One argument used by those wanting to remove Confederate statues is that contemporary blacks had little chance to oppose them when they were erected. Aside from anecdotal evidence that blacks joined white crowds to observe the dedication ceremonies, one example in Mississippi provides undeniable evidence of explicit high-level black support. In 1890 the Mississippi legislature voted on a bill to appropriate $10,000 for a Confederate monument. The vote in the lower chamber was 57-to-41 in favor. All six black representatives voted “yea.” One, John F. Harris, made a supporting speech excerpted below prior to the vote:
Mr. Speaker! I have risen here in my place to offer a few words on the bill…I was sorry to hear the speech of the young gentleman from Marshall County. I am sorry that any son of a soldier should go on record as opposed to the erection of a monument in honor of the brave dead.
And, sir, I am convinced that had he seen what I saw at Seven Pines and in the Seven Days’ fighting around Richmond, the battlefield covered with the mangled forms of those who fought for their country and for their country’s honor, he would not have made that speech….When the news came that the South had been invaded, those men went forth to fight for what they believed, and they made no requests for monuments…But they died, and their virtues should be remembered.
Sir, I went with them. I too wore the gray, the same color my master wore. We stayed four long years, and if that war had gone on till now I would have been there yet….I want to honor those brave men who died for their convictions.
When my mother died I was a boy. Who, Sir, then acted the part of a mother to an orphaned slave boy, but my old missus? Were she living now, or could speak to me from those high realms where are gathered the sainted dead, she would tell me to vote for this bill. And, Sir, I shall vote for it. I want it known to all the world that my voice is given in favor of the bill to erect a monument in honor of the Confederate dead.”
Harris was about thirty years old when he went off with his master to fight on the side of the Confederacy. After the War he studied law at the offices of Percy and Yerger in Greenville, Mississippi. The firm’s co-founder was William Alexander Percy, a former Confederate Colonel. In 1867 Percy successfully defended ex-slave, Holt Collier, who had been accused of murdering a federal officer.
Holt fought as a Confederate sharpshooter during the War and later was a guide for Theodore Roosevelt when the President visited Mississippi on a bear hunt in 1902. When word got out that Roosevelt declined to shoot a bear that Holt had trapped for him, a toy manufacturer started mass producing stuffed bears for infants. He named them Teddy Bears.

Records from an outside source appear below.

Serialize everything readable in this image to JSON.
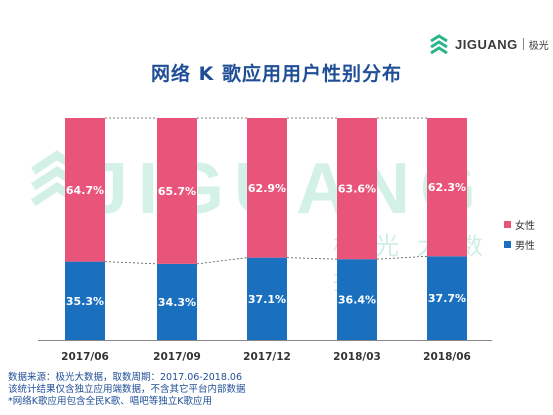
{
  "logo": {
    "text": "JIGUANG",
    "cn": "极光",
    "icon": "jiguang-logo-icon",
    "color": "#2bb58a"
  },
  "title": "网络 K 歌应用用户性别分布",
  "watermark": {
    "latin": "JIGUANG",
    "cn": "极光大数据"
  },
  "chart_data": {
    "type": "bar",
    "stacked": true,
    "categories": [
      "2017/06",
      "2017/09",
      "2017/12",
      "2018/03",
      "2018/06"
    ],
    "series": [
      {
        "name": "男性",
        "values": [
          35.3,
          34.3,
          37.1,
          36.4,
          37.7
        ],
        "labels": [
          "35.3%",
          "34.3%",
          "37.1%",
          "36.4%",
          "37.7%"
        ],
        "color": "#1a70bf"
      },
      {
        "name": "女性",
        "values": [
          64.7,
          65.7,
          62.9,
          63.6,
          62.3
        ],
        "labels": [
          "64.7%",
          "65.7%",
          "62.9%",
          "63.6%",
          "62.3%"
        ],
        "color": "#e9557a"
      }
    ],
    "ylim": [
      0,
      100
    ],
    "grid": false,
    "legend": "right",
    "connector_lines": "dashed"
  },
  "legend": {
    "items": [
      {
        "label": "女性",
        "color": "#e9557a"
      },
      {
        "label": "男性",
        "color": "#1a70bf"
      }
    ]
  },
  "notes": [
    "数据来源：极光大数据，取数周期：2017.06-2018.06",
    "该统计结果仅含独立应用端数据，不含其它平台内部数据",
    "*网络K歌应用包含全民K歌、唱吧等独立K歌应用"
  ]
}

Percy’s son (LeRoy) fathered a second William Alexander Percy who authored Lanterns on the Levee in 1941. When future novelist and physician Walker Percy was orphaned at age fifteen in 1931 he went to live with the second W. A. Percy. While in Greenville, Walker became best friends with high school classmate Shelby Foote who had been fatherless since age five. During the next three years the two youths were treated like nuclear family in the W. A. Percy household. The patriarch became a mentor to both. Later, Walker won the National Book Award for The Moviegoer while Shelby became best known for his three volume Civil War narrative.